Second pregnancy: despite better organisation, internal obstacles to the workplace persist...

3 years later, I became pregnant again and decided not to make any concessions. I went to see a lactation consultant to find out how to prolong breastfeeding and, above all, relieve stress. I even stocked up on colostrum, just in case. I prepared myself both psychologically and financially.

I learnt to express my milk better but faced the same problems: in prison, there is no way to express it cleanly or even keep it cool. So, to avoid being engorged, I had to express milk and throw it in the toilet... I tried to relieve stress by looking at a picture of my baby. When I collected my baby from the nursery, I breastfed him directly every day. At the nursery, I brought the milk that I expressed at home. This recovery required a lot of preparation! After some time (7 months), the body begins production led by the baby, as with all mammals. I no longer got engorged; the pain stopped. I breastfed my son for 18 months. He was a smiling baby with no health problems, a smooth adaptation to daycare and a reassured working mother.

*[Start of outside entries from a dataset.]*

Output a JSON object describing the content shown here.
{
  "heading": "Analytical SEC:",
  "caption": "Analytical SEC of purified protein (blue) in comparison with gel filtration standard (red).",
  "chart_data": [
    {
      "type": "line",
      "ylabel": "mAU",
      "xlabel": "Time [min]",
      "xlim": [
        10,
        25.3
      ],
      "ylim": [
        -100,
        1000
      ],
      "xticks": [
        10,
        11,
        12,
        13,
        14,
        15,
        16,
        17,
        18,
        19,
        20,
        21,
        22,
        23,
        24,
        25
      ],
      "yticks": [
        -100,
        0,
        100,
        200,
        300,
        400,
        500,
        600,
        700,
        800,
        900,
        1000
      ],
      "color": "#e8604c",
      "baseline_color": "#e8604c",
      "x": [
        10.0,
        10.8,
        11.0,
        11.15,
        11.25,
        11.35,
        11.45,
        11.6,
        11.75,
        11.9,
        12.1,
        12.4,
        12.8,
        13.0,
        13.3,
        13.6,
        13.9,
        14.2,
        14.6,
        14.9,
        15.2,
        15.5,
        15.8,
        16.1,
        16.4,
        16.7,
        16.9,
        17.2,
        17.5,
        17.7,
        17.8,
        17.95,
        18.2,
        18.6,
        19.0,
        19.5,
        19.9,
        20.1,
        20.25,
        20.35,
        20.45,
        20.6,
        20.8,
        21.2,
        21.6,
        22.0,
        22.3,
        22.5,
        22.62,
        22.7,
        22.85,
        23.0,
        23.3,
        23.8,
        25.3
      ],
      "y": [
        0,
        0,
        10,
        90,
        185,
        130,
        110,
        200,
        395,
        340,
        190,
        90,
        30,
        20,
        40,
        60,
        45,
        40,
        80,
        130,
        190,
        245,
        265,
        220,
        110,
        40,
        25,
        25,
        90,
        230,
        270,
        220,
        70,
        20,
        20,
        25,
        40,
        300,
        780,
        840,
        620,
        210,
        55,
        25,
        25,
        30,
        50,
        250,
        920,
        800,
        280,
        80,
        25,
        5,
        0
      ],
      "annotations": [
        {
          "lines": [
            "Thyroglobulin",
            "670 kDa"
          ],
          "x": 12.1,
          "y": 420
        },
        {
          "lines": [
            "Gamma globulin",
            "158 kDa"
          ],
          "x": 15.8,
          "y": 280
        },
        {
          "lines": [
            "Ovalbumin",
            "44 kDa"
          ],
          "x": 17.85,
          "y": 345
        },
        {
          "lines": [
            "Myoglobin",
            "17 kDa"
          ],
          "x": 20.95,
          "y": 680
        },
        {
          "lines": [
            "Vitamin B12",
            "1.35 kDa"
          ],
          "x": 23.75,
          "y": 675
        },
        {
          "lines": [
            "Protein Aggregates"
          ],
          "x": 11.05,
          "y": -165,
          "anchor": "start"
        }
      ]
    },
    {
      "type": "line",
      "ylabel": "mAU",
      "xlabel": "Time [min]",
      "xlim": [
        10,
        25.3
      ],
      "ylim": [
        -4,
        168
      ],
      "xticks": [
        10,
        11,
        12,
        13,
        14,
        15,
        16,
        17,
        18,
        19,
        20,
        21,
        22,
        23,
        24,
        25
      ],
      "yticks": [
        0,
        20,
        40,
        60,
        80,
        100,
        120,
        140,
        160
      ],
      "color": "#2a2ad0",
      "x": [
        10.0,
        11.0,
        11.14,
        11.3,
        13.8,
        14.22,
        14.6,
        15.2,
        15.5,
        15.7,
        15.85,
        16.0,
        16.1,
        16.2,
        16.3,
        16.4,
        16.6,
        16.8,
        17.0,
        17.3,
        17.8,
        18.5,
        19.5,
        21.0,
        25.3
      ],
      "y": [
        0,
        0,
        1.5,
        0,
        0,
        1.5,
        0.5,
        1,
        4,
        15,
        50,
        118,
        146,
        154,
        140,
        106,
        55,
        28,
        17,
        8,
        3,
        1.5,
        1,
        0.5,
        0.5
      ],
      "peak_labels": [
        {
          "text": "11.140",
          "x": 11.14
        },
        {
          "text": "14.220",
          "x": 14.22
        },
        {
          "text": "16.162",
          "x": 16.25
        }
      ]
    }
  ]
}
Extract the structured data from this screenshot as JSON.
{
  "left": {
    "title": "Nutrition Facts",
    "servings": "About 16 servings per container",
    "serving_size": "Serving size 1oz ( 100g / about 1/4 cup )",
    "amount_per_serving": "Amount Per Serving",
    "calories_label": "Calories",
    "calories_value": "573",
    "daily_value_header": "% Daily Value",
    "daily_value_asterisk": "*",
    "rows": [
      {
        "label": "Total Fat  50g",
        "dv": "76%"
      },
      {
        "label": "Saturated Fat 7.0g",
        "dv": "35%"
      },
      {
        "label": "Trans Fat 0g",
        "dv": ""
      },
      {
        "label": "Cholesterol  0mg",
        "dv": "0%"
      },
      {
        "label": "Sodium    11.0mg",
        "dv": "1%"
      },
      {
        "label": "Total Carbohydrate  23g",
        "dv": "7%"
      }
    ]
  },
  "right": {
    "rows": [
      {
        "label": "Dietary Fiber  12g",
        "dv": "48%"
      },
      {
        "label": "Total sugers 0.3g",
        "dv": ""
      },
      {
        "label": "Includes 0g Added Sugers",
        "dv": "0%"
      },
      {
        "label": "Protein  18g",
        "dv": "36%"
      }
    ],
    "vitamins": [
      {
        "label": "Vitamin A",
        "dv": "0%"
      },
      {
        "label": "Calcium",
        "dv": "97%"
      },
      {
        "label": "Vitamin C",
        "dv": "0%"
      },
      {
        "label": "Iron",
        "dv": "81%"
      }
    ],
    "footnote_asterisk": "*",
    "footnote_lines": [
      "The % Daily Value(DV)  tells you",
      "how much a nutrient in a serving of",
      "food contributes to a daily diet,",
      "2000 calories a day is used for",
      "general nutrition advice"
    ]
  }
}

Luxembourg: informed about my rights, I have a more peaceful professional experience

The breastfeeding break helps regulate the body; you take it according to your needs. In Luxembourg, it is either 90 minutes midday or 45 minutes in the morning and 45 minutes in the evening. The employer must accept it with the doctor’s certificate. This fits perfectly with working life in Luxembourg.

When I worked in Belgium, I had no information, so I did not adequately benefit from my rights as a mother.

When I had my 3rd baby in Luxembourg, our in-house lawyer explained everything I needed to know.

It is essential to recognise that laws and policies are in place to protect the rights of pregnant women, mothers and parents. Asking questions and seeking to understand your rights is an essential and legitimate act.

I don't regret my determination to breastfeed, as breastfeeding played a crucial role in my daughter's recovery during an outbreak of severe bronchiolitis. She refused any other form of food and only accepted the breast. Breastfeeding has been a source of healing. The antibodies in my breast milk strengthened her immune system, helping her fight the infection more effectively and avoiding a hospital stay. The soothing and pain-relieving effects of breastfeeding helped her hold on while other daycare friends were in the ER. She spent 5 days skin to skin against me to regain her strength.

The fear of stigma can be very real in many contexts, and it can be particularly difficult for women in these situations. However, the law allows you to organise yourself well for your baby without compromising your role as an employee.

These 90 minutes that the law offers us are fundamental: this is how the body understands that it can continue to produce milk without the physical presence of its baby during our working day.